The film was shot at Southall Studios with sets designed by the art director Wilfred Arnold.

It was one of only a few movies starring Reg Dixon. It was one of several comedies featuring Belinda Lee.

==Reception==
The Monthly Film Bulletin wrote: "Unfortunately the action does not fizz; the bubbles never quite come to the surface; and there is the inevitable song and dance dream sequence, which might be dispensed with. Reg Dixon, as the inventor, and Lionel Jeffries, as the village tobacconist, play quite amiably"

Kine Weekly wrote: "The picture, a queer mixture of the amateurish and the slick, has its moments, but they barely outweigh its flat spots. Reg Dixon works tirelessly and sings occasionally, yet finds the going rough as Reg, but Lionel Jeffries draws amusing character as Pogson, Myrtle Rowe effectively plays hard to get as Milly, and Belinda Lee introduces a touch of sex as a sweater girl sccretary. The rest are so-so. The second half is infinitely brighter than the first and luckily enables it to end on a lively note. In all, a harmless, typically English romp."

Picture Show wrote: "Reg Dixon makes one of his rare film appearances in this bright comedy as a chemist who invents an anti-smoking pill. Amusing performances also come from Lionel Jeffries, Myrtle Rowe and Belinda Lee. There are pleasant tunes."

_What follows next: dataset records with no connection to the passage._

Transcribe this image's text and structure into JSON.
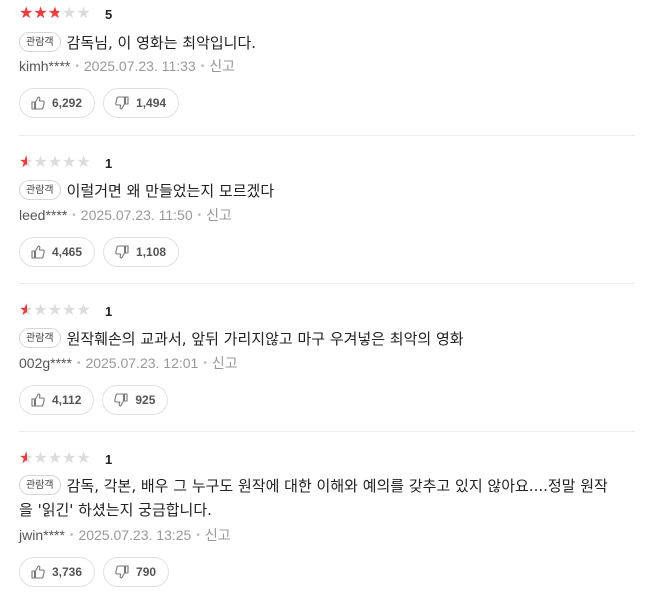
{
  "reviews": [
    {
      "rating": 2.5,
      "rating_text": "5",
      "badge": "관람객",
      "text": "감독님, 이 영화는 최악입니다.",
      "user": "kimh****",
      "date": "2025.07.23. 11:33",
      "report": "신고",
      "likes": "6,292",
      "dislikes": "1,494"
    },
    {
      "rating": 0.5,
      "rating_text": "1",
      "badge": "관람객",
      "text": "이럴거면 왜 만들었는지 모르겠다",
      "user": "leed****",
      "date": "2025.07.23. 11:50",
      "report": "신고",
      "likes": "4,465",
      "dislikes": "1,108"
    },
    {
      "rating": 0.5,
      "rating_text": "1",
      "badge": "관람객",
      "text": "원작훼손의 교과서, 앞뒤 가리지않고 마구 우겨넣은 최악의 영화",
      "user": "002g****",
      "date": "2025.07.23. 12:01",
      "report": "신고",
      "likes": "4,112",
      "dislikes": "925"
    },
    {
      "rating": 0.5,
      "rating_text": "1",
      "badge": "관람객",
      "text": "감독, 각본, 배우 그 누구도 원작에 대한 이해와 예의를 갖추고 있지 않아요....정말 원작을 '읽긴' 하셨는지 궁금합니다.",
      "user": "jwin****",
      "date": "2025.07.23. 13:25",
      "report": "신고",
      "likes": "3,736",
      "dislikes": "790"
    }
  ],
  "colors": {
    "star": "#f23a3a",
    "star_empty": "#dcdcdc"
  },
  "icons": {
    "like": "thumbs-up-icon",
    "dislike": "thumbs-down-icon"
  }
}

The Radio Times Guide to Films gave the film 2/5 stars, writing: "Notable only for its anti-smoking theme in a period where no one bothered about puffing away on a cigarette, this gentle comedy ends up a wasted opportunity, though the cast give their all."

In British Sound Films: The Studio Years 1928–1959 David Quinlan rated the film as "mediocre", writing: "Potty comedy doesn't catch fire."